Bug #20787 ndb_restore produces core dump during restore operation
Submitted: 29 Jun 2006 22:41 Modified: 18 Jul 2006 7:47
Reporter: Nikolay Grishakin Email Updates:
Status: Closed Impact on me:
None 
Category:MySQL Cluster: Cluster (NDB) storage engine Severity:S1 (Critical)
Version:5.1 OS:Linux (Linux)
Assigned to: Pekka Nousiainen CPU Architecture:Any

[29 Jun 2006 22:41] Nikolay Grishakin
Description:
ndb_restore produces core dump during restore operation. If "--exec $NDB_MGM localhost:$NDBCLUSTER_PORT --execute="ALL STATUS"" removed from test case no core generated.

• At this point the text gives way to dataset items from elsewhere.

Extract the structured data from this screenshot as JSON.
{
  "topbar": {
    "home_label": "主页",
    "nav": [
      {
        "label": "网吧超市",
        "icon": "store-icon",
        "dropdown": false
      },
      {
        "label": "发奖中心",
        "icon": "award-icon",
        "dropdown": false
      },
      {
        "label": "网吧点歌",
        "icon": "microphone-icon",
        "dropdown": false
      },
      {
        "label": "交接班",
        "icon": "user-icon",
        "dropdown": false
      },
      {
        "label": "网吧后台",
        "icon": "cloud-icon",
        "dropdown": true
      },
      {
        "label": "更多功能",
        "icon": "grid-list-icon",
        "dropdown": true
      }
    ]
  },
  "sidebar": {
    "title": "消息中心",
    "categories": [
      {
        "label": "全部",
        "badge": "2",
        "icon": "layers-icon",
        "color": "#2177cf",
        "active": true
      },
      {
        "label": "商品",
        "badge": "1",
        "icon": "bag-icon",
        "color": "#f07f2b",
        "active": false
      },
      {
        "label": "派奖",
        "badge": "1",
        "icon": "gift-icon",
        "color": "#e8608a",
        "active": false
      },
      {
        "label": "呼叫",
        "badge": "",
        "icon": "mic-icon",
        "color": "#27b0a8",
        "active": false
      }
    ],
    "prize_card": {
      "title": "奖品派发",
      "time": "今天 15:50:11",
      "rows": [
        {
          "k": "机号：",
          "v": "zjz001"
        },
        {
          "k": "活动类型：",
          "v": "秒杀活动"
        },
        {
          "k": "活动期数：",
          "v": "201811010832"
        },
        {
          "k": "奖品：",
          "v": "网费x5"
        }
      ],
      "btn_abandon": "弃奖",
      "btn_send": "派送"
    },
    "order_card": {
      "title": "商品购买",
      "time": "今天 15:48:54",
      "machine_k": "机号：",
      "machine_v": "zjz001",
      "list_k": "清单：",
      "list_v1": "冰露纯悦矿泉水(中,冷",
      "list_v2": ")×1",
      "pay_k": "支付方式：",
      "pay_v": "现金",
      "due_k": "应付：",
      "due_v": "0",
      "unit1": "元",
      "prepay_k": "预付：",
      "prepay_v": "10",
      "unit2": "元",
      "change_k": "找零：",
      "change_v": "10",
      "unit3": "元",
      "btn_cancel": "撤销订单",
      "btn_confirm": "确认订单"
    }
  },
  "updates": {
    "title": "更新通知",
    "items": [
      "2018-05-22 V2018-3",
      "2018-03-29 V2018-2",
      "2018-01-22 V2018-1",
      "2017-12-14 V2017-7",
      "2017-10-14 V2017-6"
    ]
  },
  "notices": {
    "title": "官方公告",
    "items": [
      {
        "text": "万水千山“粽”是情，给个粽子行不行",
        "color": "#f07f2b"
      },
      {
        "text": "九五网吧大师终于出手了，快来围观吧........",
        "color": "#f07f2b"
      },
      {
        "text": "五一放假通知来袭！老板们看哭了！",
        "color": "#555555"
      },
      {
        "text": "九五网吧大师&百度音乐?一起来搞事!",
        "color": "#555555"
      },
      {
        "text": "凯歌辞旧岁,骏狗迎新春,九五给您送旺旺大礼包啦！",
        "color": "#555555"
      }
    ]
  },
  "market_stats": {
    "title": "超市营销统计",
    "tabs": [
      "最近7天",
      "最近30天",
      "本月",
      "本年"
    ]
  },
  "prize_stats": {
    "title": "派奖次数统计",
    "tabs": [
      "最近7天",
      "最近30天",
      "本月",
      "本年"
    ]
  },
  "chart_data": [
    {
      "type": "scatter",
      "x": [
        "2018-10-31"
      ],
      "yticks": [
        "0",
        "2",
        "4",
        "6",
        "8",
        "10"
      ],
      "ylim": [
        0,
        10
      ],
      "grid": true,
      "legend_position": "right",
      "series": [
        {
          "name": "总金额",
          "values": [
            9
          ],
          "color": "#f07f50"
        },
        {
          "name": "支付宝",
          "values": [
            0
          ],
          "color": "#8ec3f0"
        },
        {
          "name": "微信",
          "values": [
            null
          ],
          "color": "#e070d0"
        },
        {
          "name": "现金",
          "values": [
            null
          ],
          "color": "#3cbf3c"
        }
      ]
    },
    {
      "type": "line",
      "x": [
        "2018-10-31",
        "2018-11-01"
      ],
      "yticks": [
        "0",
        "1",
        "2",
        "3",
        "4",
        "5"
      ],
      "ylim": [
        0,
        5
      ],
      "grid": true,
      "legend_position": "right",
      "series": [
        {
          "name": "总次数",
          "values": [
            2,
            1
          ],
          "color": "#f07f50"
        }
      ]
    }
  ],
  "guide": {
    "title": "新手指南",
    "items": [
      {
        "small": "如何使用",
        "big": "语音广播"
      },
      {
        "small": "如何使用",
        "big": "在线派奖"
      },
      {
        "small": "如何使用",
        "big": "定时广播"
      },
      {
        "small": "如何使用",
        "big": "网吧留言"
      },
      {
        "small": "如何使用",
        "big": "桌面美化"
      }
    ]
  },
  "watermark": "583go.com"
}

Core was generated by `/home/ndbdev/ngrishakin/mysql-5.1/storage/ndb/tools/ndb_restore --no-default
 -'.
Program terminated with signal 6, Aborted.
Reading symbols from /lib64/libpthread.so.0...done.
Loaded symbols for /lib64/libpthread.so.0
Reading symbols from /usr/lib64/libz.so.1...done.
Loaded symbols for /usr/lib64/libz.so.1
Reading symbols from /lib64/libcrypt.so.1...done.
Loaded symbols for /lib64/libcrypt.so.1
Reading symbols from /lib64/libnsl.so.1...done.
Loaded symbols for /lib64/libnsl.so.1
Reading symbols from /lib64/libm.so.6...done.
Loaded symbols for /lib64/libm.so.6
Reading symbols from /lib64/libc.so.6...done.
Loaded symbols for /lib64/libc.so.6
Reading symbols from /lib64/ld-linux-x86-64.so.2...done.
Loaded symbols for /lib64/ld-linux-x86-64.so.2
Reading symbols from /lib64/libnss_files.so.2...done.
Loaded symbols for /lib64/libnss_files.so.2
#0  0x00000033b832f280 in raise () from /lib64/libc.so.6
(gdb) dt
Undefined command: "dt".  Try "help".
(gdb) bt
#0  0x00000033b832f280 in raise () from /lib64/libc.so.6
#1  0x00000033b8330750 in abort () from /lib64/libc.so.6
#2  0x0000000000454135 in exitHandler (code=1) at restore/restore_main.cpp:439
#3  0x00000000004546dd in main (argc=1, argv=0x79d6c0) at restore/restore_main.cpp:551
(gdb)

How to repeat:
-- source include/have_ndb.inc
--disable_warnings
DROP DATABASE IF EXISTS util;
DROP TABLE IF EXISTS util.t1;
--enable_warnings
CREATE DATABASE util;

CREATE LOGFILE GROUP lg
ADD UNDOFILE 'undofile.dat'
INITIAL_SIZE 16M
UNDO_BUFFER_SIZE = 1M
ENGINE=NDB;

CREATE TABLESPACE ts
ADD DATAFILE 'datafile.dat'
USE LOGFILE GROUP lg
INITIAL_SIZE 12M
ENGINE NDB;

CREATE TABLE util.t1
(a1 INT NOT NULL PRIMARY KEY, a2 BLOB) TABLESPACE ts STORAGE DISK ENGINE=NDB;

set @blb = repeat('a', 300);

let $j= 500;
--disable_query_log
while ($j)
{
  eval INSERT INTO util.t1 VALUES ($j, @blb);
  dec $j;
}
--enable_query_log
SELECT COUNT(*) FROM util.t1;
SELECT a2 from util.t1 where a1=1;

--echo ndb_mgm ALL STATUS
--exec $NDB_MGM localhost:$NDBCLUSTER_PORT --execute="ALL STATUS"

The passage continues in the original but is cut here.